Abandonment and Recovery

Introduction

The purpose of the A&R analysis is to define the safe working limits for the tension in the cable and the length of cable paid out, so as to ensure that the sagbend stresses in the pipeline remain within the maximum allowable value during the operations. The A&R procedure is similar to the laydown procedure. Reference is made to section 3.8 for the results of the A&R analysis at every section.

Two marks are recommended to be placed on the pulling cable from the laydown head i.e. 1st and 2nd Mark for the respective lay section. As an example for Section 1, the recommended 1st mark is 59.24 m and 2nd mark is 84.25 m. When the 1st mark from the pulling head, reaches the centreline  of the stern barge roller, the pulling head will be at the stern of the stinger. When the 2nd Mark from the pulling head reaches the centreline of the stern barge roller, the cable tension can be gradually released and the pipeline can be allowed to settle to the bottom.

When the 1st mark from the end of the cable, reaches the centreline of the stern barge roller during the recovery of the pipeline, the pulling head is at the stern of the stinger. At this point, care should be taken to ensure that the pulling head has not hung up on the stinger. After the pulling head is safely on the stinger, the barge can be backed up under the pipeline while holding the particular minimum cable tension. As the pulling head proceeds up the stinger, the net buoyancy is automatically decreased to account for the added pipe weight.

Results of Analysis

The minimum tension level for each step is calculated using the static  stress criterion in the sagbend and overbend. Furthermore, a positive vessel movement is maintained. The cable “pay-out” is defined as the amount of cable between the A&R head and stinger hinge.

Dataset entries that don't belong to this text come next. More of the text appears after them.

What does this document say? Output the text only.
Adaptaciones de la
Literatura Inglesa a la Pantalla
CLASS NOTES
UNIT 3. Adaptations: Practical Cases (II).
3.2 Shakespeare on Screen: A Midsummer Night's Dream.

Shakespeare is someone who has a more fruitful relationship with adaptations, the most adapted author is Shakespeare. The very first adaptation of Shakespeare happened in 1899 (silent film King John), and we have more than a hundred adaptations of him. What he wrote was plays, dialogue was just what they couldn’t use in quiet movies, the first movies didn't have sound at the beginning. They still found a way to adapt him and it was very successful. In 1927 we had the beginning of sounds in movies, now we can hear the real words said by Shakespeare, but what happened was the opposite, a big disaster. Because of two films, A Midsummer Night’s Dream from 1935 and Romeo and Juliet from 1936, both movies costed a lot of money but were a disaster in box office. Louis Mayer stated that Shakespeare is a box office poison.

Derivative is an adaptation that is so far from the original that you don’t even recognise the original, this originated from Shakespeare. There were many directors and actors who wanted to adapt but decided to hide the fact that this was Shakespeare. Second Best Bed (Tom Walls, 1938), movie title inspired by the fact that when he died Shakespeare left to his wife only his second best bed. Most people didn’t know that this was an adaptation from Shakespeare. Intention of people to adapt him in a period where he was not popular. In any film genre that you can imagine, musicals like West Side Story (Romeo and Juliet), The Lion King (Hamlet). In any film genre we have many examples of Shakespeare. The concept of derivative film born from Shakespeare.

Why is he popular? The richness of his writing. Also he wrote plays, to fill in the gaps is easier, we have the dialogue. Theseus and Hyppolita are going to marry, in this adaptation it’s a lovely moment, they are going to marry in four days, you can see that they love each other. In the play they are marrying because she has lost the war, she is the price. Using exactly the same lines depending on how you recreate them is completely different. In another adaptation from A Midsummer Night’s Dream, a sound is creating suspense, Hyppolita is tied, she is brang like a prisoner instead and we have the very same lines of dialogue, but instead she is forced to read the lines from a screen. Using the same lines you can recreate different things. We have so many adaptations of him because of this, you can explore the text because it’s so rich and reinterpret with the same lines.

The detail results of the A&R analyses are provided in Appendix VII. Computer output can be found in Appendix XV, A summary of the results is presented in Table 3.8.

Dry Buckle

If a dry buckle occurs, the pipeline is recovered by moving the vessel backward, while cutting the pipeline during the take in. At the moment the buckle approaches the stinger tip, the geometry of the buckle determines whether or not the pipeline buckle pass the stinger and tensioners. If the buckle can pass the stinger, the pipeline will be taken in and the damaged section will be removed. If the buckle cannot pass the stinger, the A&R head is welded on and the pipeline is abandoned according to the A&R procedure as described in Section 3.6. Subsequently, the pipeline is flooded and cut off beyond the buckle, the procedure is now similar to the wet buckle contingency as described in Section 3.7.3.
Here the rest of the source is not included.